Abstract: Among all candidates of anode materials for lithium-ion battery (LIB), silicon(Si) stands out for its high capacity and is deemed as the most promising anode materials for the next generation LIBs. But a major obstacle of using Si-based materials as LIB electrode material is the huge (400%) volume change of Si during the charge/discharge processes. As a consequence, fracture and delamination of active electrode materials from current collector occur, resulting in loss of electric conductivity and capacity fading. To overcome this problem, we creatively proposed two solutions. One is to apply current collector with nonuniform (gradient) thickness, while the other is to apply electrode material with gradient Si content. In this talk, I will first theoretically demonstrate the feasibility of these two methods and then report the progress of our experimental verification.

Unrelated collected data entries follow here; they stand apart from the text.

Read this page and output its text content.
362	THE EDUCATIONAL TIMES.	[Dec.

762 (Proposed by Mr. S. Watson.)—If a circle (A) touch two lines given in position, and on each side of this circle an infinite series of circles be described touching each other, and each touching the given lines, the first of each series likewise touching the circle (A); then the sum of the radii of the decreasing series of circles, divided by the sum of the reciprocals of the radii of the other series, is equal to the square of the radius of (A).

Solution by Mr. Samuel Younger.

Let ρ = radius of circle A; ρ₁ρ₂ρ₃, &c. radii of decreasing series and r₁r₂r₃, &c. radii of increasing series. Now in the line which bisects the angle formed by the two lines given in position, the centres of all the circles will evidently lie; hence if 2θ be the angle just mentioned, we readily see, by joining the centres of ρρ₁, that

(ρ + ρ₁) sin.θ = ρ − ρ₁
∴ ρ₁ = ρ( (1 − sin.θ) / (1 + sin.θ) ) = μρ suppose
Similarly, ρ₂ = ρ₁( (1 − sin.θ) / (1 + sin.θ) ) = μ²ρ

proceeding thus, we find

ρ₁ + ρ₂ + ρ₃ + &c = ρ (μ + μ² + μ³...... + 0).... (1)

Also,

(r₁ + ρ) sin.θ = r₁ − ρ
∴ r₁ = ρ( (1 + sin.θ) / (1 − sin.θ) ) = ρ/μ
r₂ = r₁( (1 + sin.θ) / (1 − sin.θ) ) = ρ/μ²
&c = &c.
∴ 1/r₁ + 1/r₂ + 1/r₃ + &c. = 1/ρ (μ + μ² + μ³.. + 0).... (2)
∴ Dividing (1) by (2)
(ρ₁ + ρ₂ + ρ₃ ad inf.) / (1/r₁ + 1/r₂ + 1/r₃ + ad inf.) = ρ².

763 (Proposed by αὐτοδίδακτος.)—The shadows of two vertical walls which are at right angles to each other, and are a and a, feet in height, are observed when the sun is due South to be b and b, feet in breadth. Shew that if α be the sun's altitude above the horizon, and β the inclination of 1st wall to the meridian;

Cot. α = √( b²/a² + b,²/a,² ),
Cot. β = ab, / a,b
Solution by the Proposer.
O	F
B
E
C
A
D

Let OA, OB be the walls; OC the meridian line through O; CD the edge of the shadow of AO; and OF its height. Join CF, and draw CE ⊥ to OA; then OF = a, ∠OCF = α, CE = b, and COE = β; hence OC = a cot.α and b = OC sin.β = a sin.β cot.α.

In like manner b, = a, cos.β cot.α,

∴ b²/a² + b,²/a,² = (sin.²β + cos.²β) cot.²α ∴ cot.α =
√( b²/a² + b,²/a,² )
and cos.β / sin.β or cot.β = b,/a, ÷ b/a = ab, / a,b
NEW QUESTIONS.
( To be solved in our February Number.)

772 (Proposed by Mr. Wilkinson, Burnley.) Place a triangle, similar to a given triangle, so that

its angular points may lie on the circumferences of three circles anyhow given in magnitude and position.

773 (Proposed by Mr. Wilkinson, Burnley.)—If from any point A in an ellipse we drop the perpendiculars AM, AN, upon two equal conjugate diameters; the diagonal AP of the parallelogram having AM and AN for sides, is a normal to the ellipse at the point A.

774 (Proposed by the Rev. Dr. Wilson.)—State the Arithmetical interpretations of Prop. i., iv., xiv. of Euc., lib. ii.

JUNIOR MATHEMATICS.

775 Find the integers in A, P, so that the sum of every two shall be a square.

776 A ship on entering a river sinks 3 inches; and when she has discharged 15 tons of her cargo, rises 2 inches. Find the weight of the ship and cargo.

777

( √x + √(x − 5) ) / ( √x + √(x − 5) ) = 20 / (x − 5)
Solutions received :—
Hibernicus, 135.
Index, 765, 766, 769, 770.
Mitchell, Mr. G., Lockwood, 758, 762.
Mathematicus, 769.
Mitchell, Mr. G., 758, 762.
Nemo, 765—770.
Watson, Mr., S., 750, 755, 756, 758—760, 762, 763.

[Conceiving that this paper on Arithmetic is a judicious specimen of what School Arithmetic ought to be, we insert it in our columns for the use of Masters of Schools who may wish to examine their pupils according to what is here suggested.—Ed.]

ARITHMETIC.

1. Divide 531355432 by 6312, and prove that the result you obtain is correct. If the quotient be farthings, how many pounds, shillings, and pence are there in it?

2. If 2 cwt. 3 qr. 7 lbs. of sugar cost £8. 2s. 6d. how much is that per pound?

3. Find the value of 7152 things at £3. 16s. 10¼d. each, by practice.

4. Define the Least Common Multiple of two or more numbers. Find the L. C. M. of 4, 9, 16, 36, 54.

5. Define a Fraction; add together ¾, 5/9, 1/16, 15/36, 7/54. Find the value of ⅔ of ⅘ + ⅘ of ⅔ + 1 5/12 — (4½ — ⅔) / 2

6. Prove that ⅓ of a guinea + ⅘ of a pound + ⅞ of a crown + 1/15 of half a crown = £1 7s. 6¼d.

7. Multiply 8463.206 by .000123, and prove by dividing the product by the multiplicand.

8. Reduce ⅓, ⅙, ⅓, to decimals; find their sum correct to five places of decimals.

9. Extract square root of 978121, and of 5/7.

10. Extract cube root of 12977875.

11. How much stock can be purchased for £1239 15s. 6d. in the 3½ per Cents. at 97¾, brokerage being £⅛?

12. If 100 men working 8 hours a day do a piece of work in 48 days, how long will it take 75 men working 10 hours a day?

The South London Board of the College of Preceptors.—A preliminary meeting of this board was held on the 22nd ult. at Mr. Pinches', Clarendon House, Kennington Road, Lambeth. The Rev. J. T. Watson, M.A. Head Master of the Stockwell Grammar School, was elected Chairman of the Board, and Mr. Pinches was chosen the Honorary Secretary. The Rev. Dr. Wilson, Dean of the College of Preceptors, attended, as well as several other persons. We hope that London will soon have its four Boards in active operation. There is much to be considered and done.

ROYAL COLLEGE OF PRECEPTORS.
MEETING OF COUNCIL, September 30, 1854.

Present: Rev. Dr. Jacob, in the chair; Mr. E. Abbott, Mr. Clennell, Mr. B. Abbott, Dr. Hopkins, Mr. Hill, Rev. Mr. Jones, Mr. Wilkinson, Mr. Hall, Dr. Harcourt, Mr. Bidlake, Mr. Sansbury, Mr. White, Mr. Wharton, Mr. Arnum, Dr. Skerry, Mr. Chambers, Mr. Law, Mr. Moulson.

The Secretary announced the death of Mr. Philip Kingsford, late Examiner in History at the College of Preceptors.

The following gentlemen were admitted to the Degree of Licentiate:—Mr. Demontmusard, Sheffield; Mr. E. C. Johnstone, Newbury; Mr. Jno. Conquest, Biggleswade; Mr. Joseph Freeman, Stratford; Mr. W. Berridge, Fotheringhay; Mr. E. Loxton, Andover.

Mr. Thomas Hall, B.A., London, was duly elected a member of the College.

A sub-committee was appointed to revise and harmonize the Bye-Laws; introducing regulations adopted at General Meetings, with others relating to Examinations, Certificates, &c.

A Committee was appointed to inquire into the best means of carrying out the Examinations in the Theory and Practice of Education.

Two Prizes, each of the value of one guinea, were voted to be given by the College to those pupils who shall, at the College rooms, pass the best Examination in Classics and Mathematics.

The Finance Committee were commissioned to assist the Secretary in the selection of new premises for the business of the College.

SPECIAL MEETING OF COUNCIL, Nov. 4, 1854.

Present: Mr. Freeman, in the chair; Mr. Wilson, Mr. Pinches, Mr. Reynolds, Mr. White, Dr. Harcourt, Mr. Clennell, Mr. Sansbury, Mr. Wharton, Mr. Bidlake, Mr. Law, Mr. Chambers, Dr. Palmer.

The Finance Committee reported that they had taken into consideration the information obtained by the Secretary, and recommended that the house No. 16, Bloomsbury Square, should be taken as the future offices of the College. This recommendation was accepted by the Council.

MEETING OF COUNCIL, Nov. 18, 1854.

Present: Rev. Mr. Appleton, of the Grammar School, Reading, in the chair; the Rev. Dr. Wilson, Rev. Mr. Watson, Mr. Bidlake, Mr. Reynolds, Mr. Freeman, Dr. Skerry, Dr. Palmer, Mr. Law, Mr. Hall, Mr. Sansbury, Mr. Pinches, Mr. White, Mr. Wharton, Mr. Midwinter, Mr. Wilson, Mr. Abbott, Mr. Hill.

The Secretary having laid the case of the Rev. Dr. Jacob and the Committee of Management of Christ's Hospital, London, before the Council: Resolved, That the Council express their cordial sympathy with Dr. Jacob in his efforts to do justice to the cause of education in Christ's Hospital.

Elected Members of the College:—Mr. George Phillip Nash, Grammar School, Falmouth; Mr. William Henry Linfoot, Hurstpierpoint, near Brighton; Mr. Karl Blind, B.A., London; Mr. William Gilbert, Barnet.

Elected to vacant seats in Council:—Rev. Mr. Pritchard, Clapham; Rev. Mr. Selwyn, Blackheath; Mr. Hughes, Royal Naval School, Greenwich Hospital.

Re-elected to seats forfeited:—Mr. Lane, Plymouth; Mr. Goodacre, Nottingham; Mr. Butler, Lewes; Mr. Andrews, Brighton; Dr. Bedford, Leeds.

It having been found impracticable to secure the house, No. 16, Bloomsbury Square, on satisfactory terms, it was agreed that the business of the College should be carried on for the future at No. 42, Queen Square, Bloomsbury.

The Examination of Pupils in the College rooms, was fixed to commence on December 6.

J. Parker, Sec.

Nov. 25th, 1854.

Biography: Dr. YAO, Haimin received his BEng and MEng degrees in Solid Mechanics from Tsinghua University in 2000 and 2002, respectively. He then went to Germany and studied at the Max-Planck Institute for Metals Research. In 2006, he obtained his Doctor degree in Chemistry from University of Stuttgart. Then he moved to USA and worked at Brown University (2006-2007) and subsequently at Massachusetts Institute of Technology (2007-2010) as a postdoctoral research associate. Before joining the Department of Mechanical Engineering of the Hong Kong Polytechnic University in 2011, he had worked at SYSU for around one year.
Dr. Yao leads a research group studying natural biomaterials and advanced materials with focus on their unique mechanical behaviors and the intrinsic mechanisms. Meanwhile, he serves as the program leader for the Full-time BEng (Hons) Program in Mechanical Engineering at the HKPolyU, and editorial board members for the peer-refereed journals of Scientific Reports, Composites Communication and Applied Mathematics and Mechanics.